How can the glaring discrepancies in experts’ estimates of the sun’s proportionate role in causing melanomas, which range from 20 percent up to 50 or 90 percent be explained? One possibility is that even if UV sunrays do not generally cause melanomas, heavier sun exposure among people with fair skin and those living in sunny climates could promote growth of melanomas initiated by other causes, thereby raising melanoma death rates in these groups.
We should stress that most deaths caused by generally non-fatal carcinoma-type tumors (only 20 percent of all skin cancer fatalities) appear linked to excessive sun exposure.
This is why research indicates that sunscreen can reduce the risk of this least-dangerous category of skin cancers.
But one must weigh the best sunscreens’ ability to reduce the already minuscule risk of death from skin carcinomas against three countervailing factors:
*The potential for increasing one’s risk of non-skin cancers, due to reduced vitamin D production.
*The unknown risks of the insufficiently safety-tested additives in sunscreens
*The substantial expense and hassle of doing what most dermatologists advise, which is to apply hefty amounts of sunscreen whenever one spends more than 20 minutes in the sun.
Dermatologists’ advice regarding sunscreen use and sun avoidance makes the most sense for fair-skinned folks, who lack UV-blocking pigment (melanin) in their skin, who can make extra efforts to get ample dietary vitamin D.
(Note: the most useful form of vitamin D is the D3 form found in animal foods like fish, not the D2 form found in most vitamin D and multivitamin supplements.)
Given Americans’ increasingly indoor-oriented, sun-deprived lives, most don’t consume enough vitamin D from foods or supplements.

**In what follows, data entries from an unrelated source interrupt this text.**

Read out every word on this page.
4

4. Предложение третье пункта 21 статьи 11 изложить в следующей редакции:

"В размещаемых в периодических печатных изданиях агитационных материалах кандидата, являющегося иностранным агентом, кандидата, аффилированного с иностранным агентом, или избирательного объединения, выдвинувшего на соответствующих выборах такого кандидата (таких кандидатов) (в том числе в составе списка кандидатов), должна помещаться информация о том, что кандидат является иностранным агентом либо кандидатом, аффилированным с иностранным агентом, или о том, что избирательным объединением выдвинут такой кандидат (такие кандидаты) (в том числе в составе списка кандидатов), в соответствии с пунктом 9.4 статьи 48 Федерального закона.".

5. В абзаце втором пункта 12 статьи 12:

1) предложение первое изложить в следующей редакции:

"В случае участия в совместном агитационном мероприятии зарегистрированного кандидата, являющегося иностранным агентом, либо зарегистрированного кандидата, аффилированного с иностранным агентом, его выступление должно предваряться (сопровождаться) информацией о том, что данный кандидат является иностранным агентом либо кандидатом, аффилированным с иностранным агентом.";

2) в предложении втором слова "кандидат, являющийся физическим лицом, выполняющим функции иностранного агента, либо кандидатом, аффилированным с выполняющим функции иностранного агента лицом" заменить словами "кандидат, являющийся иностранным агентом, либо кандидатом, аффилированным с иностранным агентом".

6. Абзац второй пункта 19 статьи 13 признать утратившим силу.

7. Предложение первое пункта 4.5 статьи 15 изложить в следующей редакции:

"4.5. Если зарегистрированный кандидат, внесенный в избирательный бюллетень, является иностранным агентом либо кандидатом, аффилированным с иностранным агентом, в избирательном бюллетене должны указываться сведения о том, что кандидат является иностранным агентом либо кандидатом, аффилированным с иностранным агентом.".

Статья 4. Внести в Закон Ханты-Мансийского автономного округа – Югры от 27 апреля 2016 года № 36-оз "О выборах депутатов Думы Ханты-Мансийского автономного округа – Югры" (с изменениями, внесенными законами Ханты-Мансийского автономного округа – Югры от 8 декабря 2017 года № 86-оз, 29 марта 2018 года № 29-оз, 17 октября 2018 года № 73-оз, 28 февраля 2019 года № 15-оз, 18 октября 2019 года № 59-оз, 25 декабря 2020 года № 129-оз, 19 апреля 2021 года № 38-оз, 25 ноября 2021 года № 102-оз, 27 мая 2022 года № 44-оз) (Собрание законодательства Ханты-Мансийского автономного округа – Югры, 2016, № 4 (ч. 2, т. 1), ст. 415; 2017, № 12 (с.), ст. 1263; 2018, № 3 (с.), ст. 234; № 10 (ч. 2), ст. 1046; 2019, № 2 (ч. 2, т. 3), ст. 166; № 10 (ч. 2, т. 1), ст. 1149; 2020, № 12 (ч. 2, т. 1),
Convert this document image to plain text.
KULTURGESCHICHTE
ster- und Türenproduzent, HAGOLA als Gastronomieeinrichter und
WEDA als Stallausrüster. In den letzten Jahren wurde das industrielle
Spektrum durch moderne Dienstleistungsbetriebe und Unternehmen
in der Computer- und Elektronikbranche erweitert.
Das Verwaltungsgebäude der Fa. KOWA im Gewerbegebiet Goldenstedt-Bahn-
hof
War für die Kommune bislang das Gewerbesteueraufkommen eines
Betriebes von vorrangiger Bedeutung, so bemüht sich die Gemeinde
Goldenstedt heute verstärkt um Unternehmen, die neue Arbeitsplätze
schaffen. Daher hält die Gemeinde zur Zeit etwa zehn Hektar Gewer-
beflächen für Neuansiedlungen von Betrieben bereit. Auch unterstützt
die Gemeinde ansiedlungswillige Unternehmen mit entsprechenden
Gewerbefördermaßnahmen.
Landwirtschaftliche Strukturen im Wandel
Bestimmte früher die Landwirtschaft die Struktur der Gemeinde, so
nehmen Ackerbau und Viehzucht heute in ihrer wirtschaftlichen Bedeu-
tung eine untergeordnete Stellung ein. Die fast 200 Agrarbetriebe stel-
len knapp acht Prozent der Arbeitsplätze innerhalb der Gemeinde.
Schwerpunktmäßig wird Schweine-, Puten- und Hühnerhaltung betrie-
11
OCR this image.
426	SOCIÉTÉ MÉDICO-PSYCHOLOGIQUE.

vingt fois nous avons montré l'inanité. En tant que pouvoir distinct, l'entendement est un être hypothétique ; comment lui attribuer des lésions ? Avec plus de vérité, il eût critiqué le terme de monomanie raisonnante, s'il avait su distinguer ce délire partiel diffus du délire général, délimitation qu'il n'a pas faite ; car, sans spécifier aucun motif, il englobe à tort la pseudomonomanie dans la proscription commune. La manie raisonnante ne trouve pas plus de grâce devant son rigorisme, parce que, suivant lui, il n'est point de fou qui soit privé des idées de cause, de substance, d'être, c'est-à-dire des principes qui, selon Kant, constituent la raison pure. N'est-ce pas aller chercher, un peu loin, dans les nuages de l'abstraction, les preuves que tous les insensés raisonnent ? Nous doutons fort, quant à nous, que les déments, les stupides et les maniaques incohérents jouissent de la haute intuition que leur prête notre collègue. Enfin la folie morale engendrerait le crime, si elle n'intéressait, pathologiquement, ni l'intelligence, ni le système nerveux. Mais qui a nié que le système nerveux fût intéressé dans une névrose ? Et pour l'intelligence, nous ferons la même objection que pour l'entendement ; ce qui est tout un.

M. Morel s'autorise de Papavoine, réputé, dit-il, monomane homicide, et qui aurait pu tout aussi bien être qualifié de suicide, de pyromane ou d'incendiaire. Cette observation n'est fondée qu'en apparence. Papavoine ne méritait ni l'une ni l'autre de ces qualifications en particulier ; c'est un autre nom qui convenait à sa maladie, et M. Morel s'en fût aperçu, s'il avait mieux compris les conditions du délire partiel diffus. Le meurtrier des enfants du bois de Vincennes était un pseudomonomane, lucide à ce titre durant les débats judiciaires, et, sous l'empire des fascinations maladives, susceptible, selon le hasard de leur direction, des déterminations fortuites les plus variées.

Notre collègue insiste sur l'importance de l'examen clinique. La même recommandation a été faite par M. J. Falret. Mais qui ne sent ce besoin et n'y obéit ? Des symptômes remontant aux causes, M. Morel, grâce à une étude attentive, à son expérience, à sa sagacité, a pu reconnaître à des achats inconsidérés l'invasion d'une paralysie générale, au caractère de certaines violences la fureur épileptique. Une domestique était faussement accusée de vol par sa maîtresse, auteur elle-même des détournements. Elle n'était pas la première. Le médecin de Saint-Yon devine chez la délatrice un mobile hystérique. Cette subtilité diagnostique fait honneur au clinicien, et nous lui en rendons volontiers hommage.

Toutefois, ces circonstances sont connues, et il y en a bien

This is why most vitamin D researchers want to raise the US recommended daily allowance (RDA) from 400 IU to 1,000 or 2,000 IU, and urge people to eat fatty fish (the best food source) and take higher supplemental doses.
There is compelling evidence concerning the role of America’s all-too-common omega-6/omega-3 fatty acid intake imbalance in creating increased risk of skin cancers.
Researchers at the American Health Foundation (AHF) in Valhalla, New York reported the results of a study using human skin cancer cells.
The AHF scientists introduced their findings by noting the growing consensus that prompted their revealing test tube research: “Epidemiological, experimental, and mechanistic data implicate
omega-6 polyunsaturated fatty acids (PUFAs) as stimulators and long-chain
omega-3 PUFAs as inhibitors of … a range of human cancers, including melanoma.” (Albino AP et al 200)
Omega-6 fatty acids predominate in America’s most common vegetable oils (corn, soy, canola, safflower, sunflower, cottonseed) – thus in most packaged and prepared foods – and in grain fed meats and poultry.
Long-chain omega-3s – the most beneficial kind – are abundant only in fish and fish oils, while the valuable but less beneficial short-chain kind is abundant only in leafy green vegetables and flaxseed or flaxseed oil.